No one wants the brown girl

In raising me, I realized Mama had attempted to break this cycle, but she couldn’t help but comment on my looks even when I was a child. I was either too payatot (thin) or tabachoy (chubby), and I don’t recall anyone stopping my relatives from making snide remarks about how I ate. In retrospect, it hurts that I cannot remember anyone telling little Cristina that she was beautiful. She was praised for being smart and funny, but not quite pretty.

I know Mama loved me deeply, but I could not quite escape the gaze of those who did not see me in the way she did: judgmental titas, telenovela dialogues, TV commercials, billboards, men.

My Catholic school taught us to embrace being kayumanggi, recalling the legend that says we are the race whom Bathala loved and baked “just right.” But our violent neo-colonial culture preferred the opposite. 

At around eight years old, I only colored my human drawings like white people, because Crayola labeled that crayon “flesh.” I avoided brown shades whenever I customized my game avatars for Gaia Online and Facebook. I preferred not being likened to Alex from Totally Spies or Dora the Explorer because they were “negritas”—and that didn’t attract boyfriends. 

It was aggravated by showbiz and the beauty industry, too. As a teenager, I was convinced that products could increase my likeability: glutathione, papaya soaps, tawas rubs, and whitening toners that scarred faces to pink. At 12, I tried every Michelle Phan YouTube tutorial, lathering my face with egg whites, rice water, tomatoes, and sugar.
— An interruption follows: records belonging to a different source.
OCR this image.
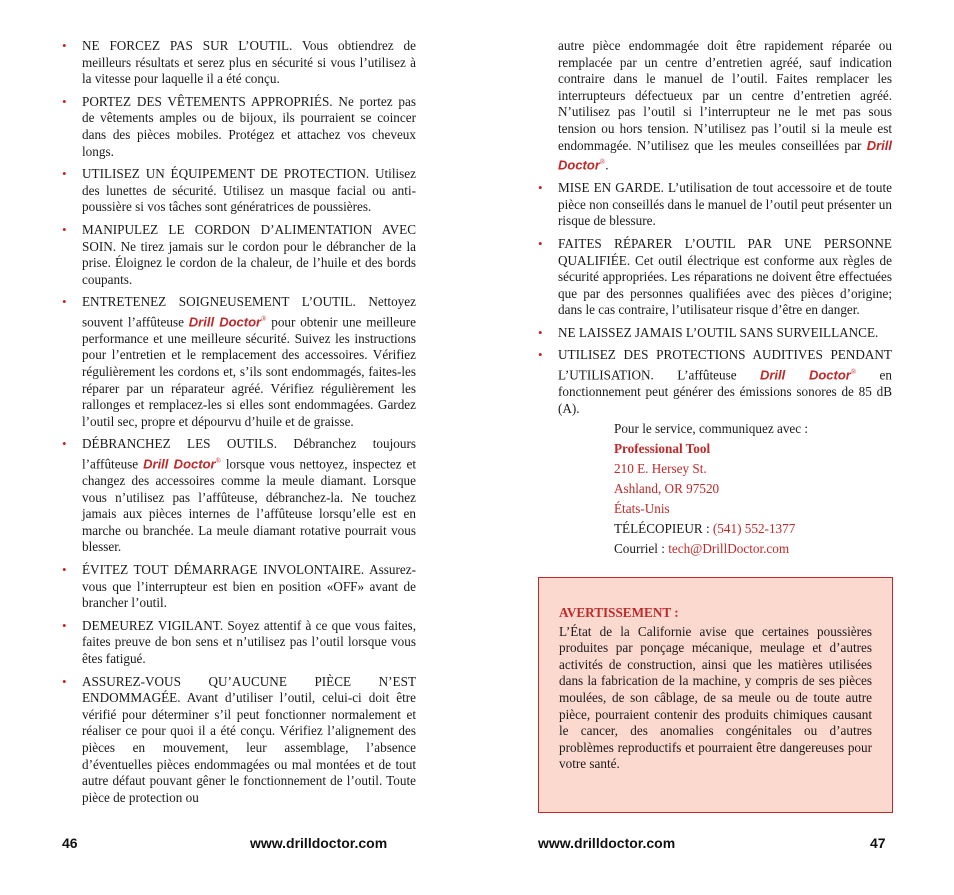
• NE FORCEZ PAS SUR L’OUTIL. Vous obtiendrez de meilleurs résultats et serez plus en sécurité si vous l’utilisez à la vitesse pour laquelle il a été conçu.
• PORTEZ DES VÊTEMENTS APPROPRIÉS. Ne portez pas de vêtements amples ou de bijoux, ils pourraient se coincer dans des pièces mobiles. Protégez et attachez vos cheveux longs.
• UTILISEZ UN ÉQUIPEMENT DE PROTECTION. Utilisez des lunettes de sécurité. Utilisez un masque facial ou anti-poussière si vos tâches sont génératrices de poussières.
• MANIPULEZ LE CORDON D’ALIMENTATION AVEC SOIN. Ne tirez jamais sur le cordon pour le débrancher de la prise. Éloignez le cordon de la chaleur, de l’huile et des bords coupants.
• ENTRETENEZ SOIGNEUSEMENT L’OUTIL. Nettoyez souvent l’affûteuse Drill Doctor® pour obtenir une meilleure performance et une meilleure sécurité. Suivez les instructions pour l’entretien et le remplacement des accessoires. Vérifiez régulièrement les cordons et, s’ils sont endommagés, faites-les réparer par un réparateur agréé. Vérifiez régulièrement les rallonges et remplacez-les si elles sont endommagées. Gardez l’outil sec, propre et dépourvu d’huile et de graisse.
• DÉBRANCHEZ LES OUTILS. Débranchez toujours l’affûteuse Drill Doctor® lorsque vous nettoyez, inspectez et changez des accessoires comme la meule diamant. Lorsque vous n’utilisez pas l’affûteuse, débranchez-la. Ne touchez jamais aux pièces internes de l’affûteuse lorsqu’elle est en marche ou branchée. La meule diamant rotative pourrait vous blesser.
• ÉVITEZ TOUT DÉMARRAGE INVOLONTAIRE. Assurez-vous que l’interrupteur est bien en position «OFF» avant de brancher l’outil.
• DEMEUREZ VIGILANT. Soyez attentif à ce que vous faites, faites preuve de bon sens et n’utilisez pas l’outil lorsque vous êtes fatigué.
• ASSUREZ-VOUS QU’AUCUNE PIÈCE N’EST ENDOMMAGÉE. Avant d’utiliser l’outil, celui-ci doit être vérifié pour déterminer s’il peut fonctionner normalement et réaliser ce pour quoi il a été conçu. Vérifiez l’alignement des pièces en mouvement, leur assemblage, l’absence d’éventuelles pièces endommagées ou mal montées et de tout autre défaut pouvant gêner le fonctionnement de l’outil. Toute pièce de protection ou
autre pièce endommagée doit être rapidement réparée ou remplacée par un centre d’entretien agréé, sauf indication contraire dans le manuel de l’outil. Faites remplacer les interrupteurs défectueux par un centre d’entretien agréé. N’utilisez pas l’outil si l’interrupteur ne le met pas sous tension ou hors tension. N’utilisez pas l’outil si la meule est endommagée. N’utilisez que les meules conseillées par Drill Doctor®.
• MISE EN GARDE. L’utilisation de tout accessoire et de toute pièce non conseillés dans le manuel de l’outil peut présenter un risque de blessure.
• FAITES RÉPARER L’OUTIL PAR UNE PERSONNE QUALIFIÉE. Cet outil électrique est conforme aux règles de sécurité appropriées. Les réparations ne doivent être effectuées que par des personnes qualifiées avec des pièces d’origine; dans le cas contraire, l’utilisateur risque d’être en danger.
• NE LAISSEZ JAMAIS L’OUTIL SANS SURVEILLANCE.
• UTILISEZ DES PROTECTIONS AUDITIVES PENDANT L’UTILISATION. L’affûteuse Drill Doctor® en fonctionnement peut générer des émissions sonores de 85 dB (A).
Pour le service, communiquez avec :
Professional Tool
210 E. Hersey St.
Ashland, OR 97520
États-Unis
TÉLÉCOPIEUR : (541) 552-1377
Courriel : tech@DrillDoctor.com
AVERTISSEMENT :
L’État de la Californie avise que certaines poussières produites par ponçage mécanique, meulage et d’autres activités de construction, ainsi que les matières utilisées dans la fabrication de la machine, y compris de ses pièces moulées, de son câblage, de sa meule ou de toute autre pièce, pourraient contenir des produits chimiques causant le cancer, des anomalies congénitales ou d’autres problèmes reproductifs et pourraient être dangereuses pour votre santé.
46	www.drilldoctor.com	www.drilldoctor.com	47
At 13, I ran to the mirror crying after watching a skin care commercial, because I could never be kutis-mayaman (or have a “wealthy” person’s skin). At 14, I sought after the Aztec clay mask, the Korean moisturizer, the Japanese cleanser, though I couldn’t afford it.
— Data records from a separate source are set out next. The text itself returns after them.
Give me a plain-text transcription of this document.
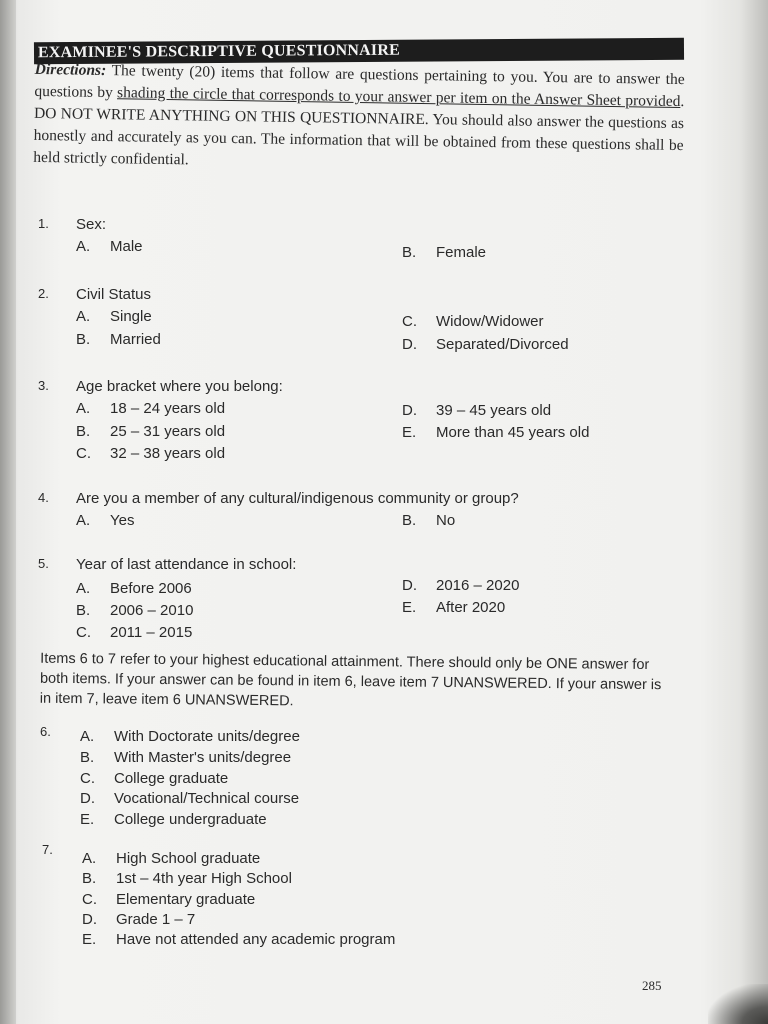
EXAMINEE'S DESCRIPTIVE QUESTIONNAIRE
Directions: The twenty (20) items that follow are questions pertaining to you. You are to answer the questions by shading the circle that corresponds to your answer per item on the Answer Sheet provided. DO NOT WRITE ANYTHING ON THIS QUESTIONNAIRE. You should also answer the questions as honestly and accurately as you can. The information that will be obtained from these questions shall be held strictly confidential.
1. Sex:
A. Male	B. Female
2. Civil Status
A. Single
B. Married
C. Widow/Widower
D. Separated/Divorced
3. Age bracket where you belong:
A. 18 – 24 years old
B. 25 – 31 years old
C. 32 – 38 years old
D. 39 – 45 years old
E. More than 45 years old
4. Are you a member of any cultural/indigenous community or group?
A. Yes	B. No
5. Year of last attendance in school:
A. Before 2006
B. 2006 – 2010
C. 2011 – 2015
D. 2016 – 2020
E. After 2020
Items 6 to 7 refer to your highest educational attainment. There should only be ONE answer for both items. If your answer can be found in item 6, leave item 7 UNANSWERED. If your answer is in item 7, leave item 6 UNANSWERED.
6. A. With Doctorate units/degree
B. With Master's units/degree
C. College graduate
D. Vocational/Technical course
E. College undergraduate
7.
A. High School graduate
B. 1st – 4th year High School
C. Elementary graduate
D. Grade 1 – 7
E. Have not attended any academic program
285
Mama wouldn’t buy it for me, either. Us brown girls scrubbed daily in desperation and disgust. This wasn’t pain. Not punishment. These products were, as marketed, a ritual of “self-love”. It was painfully exhausting.

Love in a different light

When the film Lady Bird came out the same year I lost Mama, I felt seen. I knew the ache of being similar yet unlike the mother you sought to escape, while still yearning for her love and approval. At 18, I still wanted to be like her, but deep down I knew—it was time to change. 
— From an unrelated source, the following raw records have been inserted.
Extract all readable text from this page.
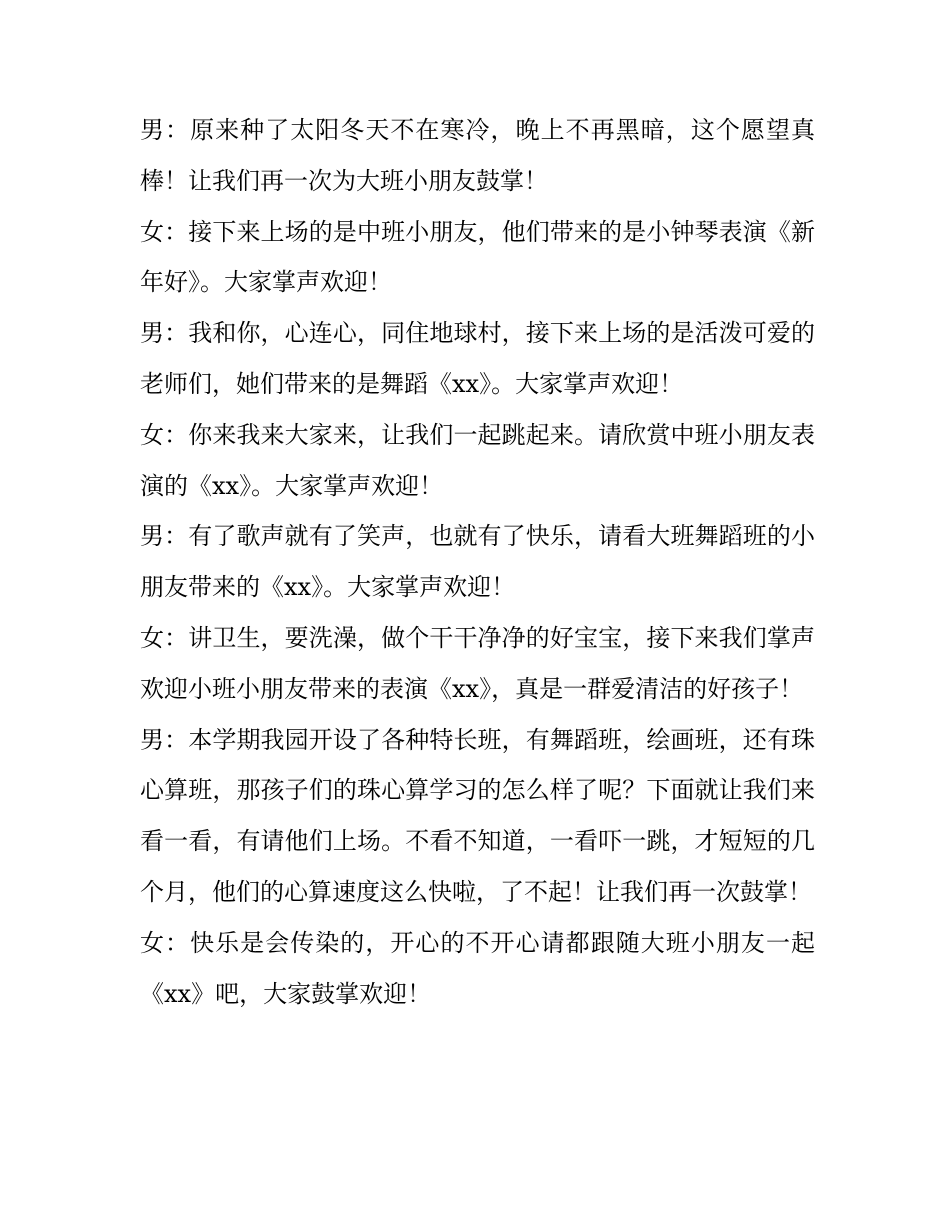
男：原来种了太阳冬天不在寒冷，晚上不再黑暗，这个愿望真棒！让我们再一次为大班小朋友鼓掌！

女：接下来上场的是中班小朋友，他们带来的是小钟琴表演《新年好》。大家掌声欢迎！

男：我和你，心连心，同住地球村，接下来上场的是活泼可爱的老师们，她们带来的是舞蹈《xx》。大家掌声欢迎！

女：你来我来大家来，让我们一起跳起来。请欣赏中班小朋友表演的《xx》。大家掌声欢迎！

男：有了歌声就有了笑声，也就有了快乐，请看大班舞蹈班的小朋友带来的《xx》。大家掌声欢迎！

女：讲卫生，要洗澡，做个干干净净的好宝宝，接下来我们掌声欢迎小班小朋友带来的表演《xx》，真是一群爱清洁的好孩子！

男：本学期我园开设了各种特长班，有舞蹈班，绘画班，还有珠心算班，那孩子们的珠心算学习的怎么样了呢？下面就让我们来看一看，有请他们上场。不看不知道，一看吓一跳，才短短的几个月，他们的心算速度这么快啦，了不起！让我们再一次鼓掌！

女：快乐是会传染的，开心的不开心请都跟随大班小朋友一起《xx》吧，大家鼓掌欢迎！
As I grew through university, I was made to realize that I am not alone in this, and there is a way through—together. Time after time, more voices entered my life—kinder, gentler, more curious. I made friends with women who held up new mirrors and revealed all the different colors, patterns, and shapes a human can hold. 

Our girlhood is truly special. In the golden hour, we love to photograph one another in our rawest moments. We praise each other’s beauty without making comments on size and skin. 

And in the dark, when our sadness begins to swell, we hold space for all that we are still grieving—like the wounded inner child who was taught she must change in order to be loved.

Living the questions

In the absence of my mother, I turned to these authentic friendships that show me deeper-than-skin truths such as the adage, “To be loved is to be changed.” They reflect a love that does not tell me to change but allows me to. And this generous allowance invites an honest questioning of me: Who are you? Who do you see when you truly look at, hear, and touch yourself? What would you like to become?

At its core, encouraging a Filipina to embrace herself is not a product-driven process, but a journey of care, connection, and community. At 25, this is something I myself am still learning. 

But at this age, I confess it is no longer my desire to grow up exactly like Mama—and yet, I will always see her face whenever I look at the mirror. I see her warm brown eyes, the corner of her smile, the way her hips moved when she danced, her gentle fingers, her sweet embrace. I hear her, and all the woman who came before—for whom I feel deep compassion.

Each one, in her own way, tried to change what they could. I wish they had recognized their own beauty, but now I am choosing to see theirs in mine. After all, I am still all the women who raised me.